Monday, June 1, 2015

Write beautiful code

Writing code is much more than an engineering discipline; it is a true art form. Each line of code you write reflects your understanding of the language, your ability to communicate ideas to other engineers, and the lessons lessons from previous projects.


There is no "correct" code style, just as there is no "correct" solution to any given engineering task. The internet is littered with style guides written in absolutes, and these can be useful, but often forget that the context of a project is as important as the code itself. Mocking up a proof of concept for a hobby project is very different than implementing a base class to be used by your entire team.


When you write code, your first priority is to satisfy functional and performance requirements. This is universally requisite, but as engineers, we often forget the importance of ensuring that our code be easy to understand by other programmers (including your future self). Remember that time you looked at a project from six months ago and had no idea how it worked? It doesn't have to be that way.


Let's dispel some myths about writing beautiful code.


Myth #1 - Verbose comments make you a bad programmer


Many engineers profess that comments are unnecessary, and that a good engineer should be able to read code completely devoid of comments. This sounds cool, and conjures up an image of a badass motherfucking sorcerer-hacker wizard-god reading the matrix on 16 goddamn monitors at once. The thing is, as mere mortals, we are better at processing natural language than code. Certainly we need to be able to read and understand code quickly, but it is usually easier to parse a few sentences in your native language than to truly understand the code in an unfamiliar function.

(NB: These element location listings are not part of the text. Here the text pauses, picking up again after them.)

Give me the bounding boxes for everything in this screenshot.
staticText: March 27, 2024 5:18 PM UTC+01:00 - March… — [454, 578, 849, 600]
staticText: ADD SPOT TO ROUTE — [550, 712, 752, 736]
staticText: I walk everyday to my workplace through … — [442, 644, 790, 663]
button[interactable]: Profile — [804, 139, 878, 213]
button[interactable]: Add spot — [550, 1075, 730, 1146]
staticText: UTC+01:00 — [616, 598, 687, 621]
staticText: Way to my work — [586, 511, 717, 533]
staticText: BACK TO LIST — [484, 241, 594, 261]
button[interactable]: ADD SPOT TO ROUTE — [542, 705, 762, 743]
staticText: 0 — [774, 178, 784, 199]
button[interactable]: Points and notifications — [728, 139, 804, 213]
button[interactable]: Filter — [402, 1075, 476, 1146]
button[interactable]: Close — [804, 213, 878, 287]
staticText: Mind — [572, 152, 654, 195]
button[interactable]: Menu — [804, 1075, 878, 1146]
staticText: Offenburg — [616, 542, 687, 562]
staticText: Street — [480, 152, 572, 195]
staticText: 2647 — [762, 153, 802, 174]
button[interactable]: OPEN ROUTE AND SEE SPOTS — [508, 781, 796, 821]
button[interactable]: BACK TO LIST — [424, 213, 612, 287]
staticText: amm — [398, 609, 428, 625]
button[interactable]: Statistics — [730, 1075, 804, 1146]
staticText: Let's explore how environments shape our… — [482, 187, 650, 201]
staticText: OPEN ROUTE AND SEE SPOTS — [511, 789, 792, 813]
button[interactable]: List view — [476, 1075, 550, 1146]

Myth #2 - White space is bad


A common school of thought is that less code is better, and less white space is better. Surely if we remove all blank lines and keep our code as tiny as possible, everybody wins, right? I mean, classic Greek and Latin was written in all caps and without spaces, so we should apply that to our code, right?


Let's consider the following function, with and without comments and line breaks.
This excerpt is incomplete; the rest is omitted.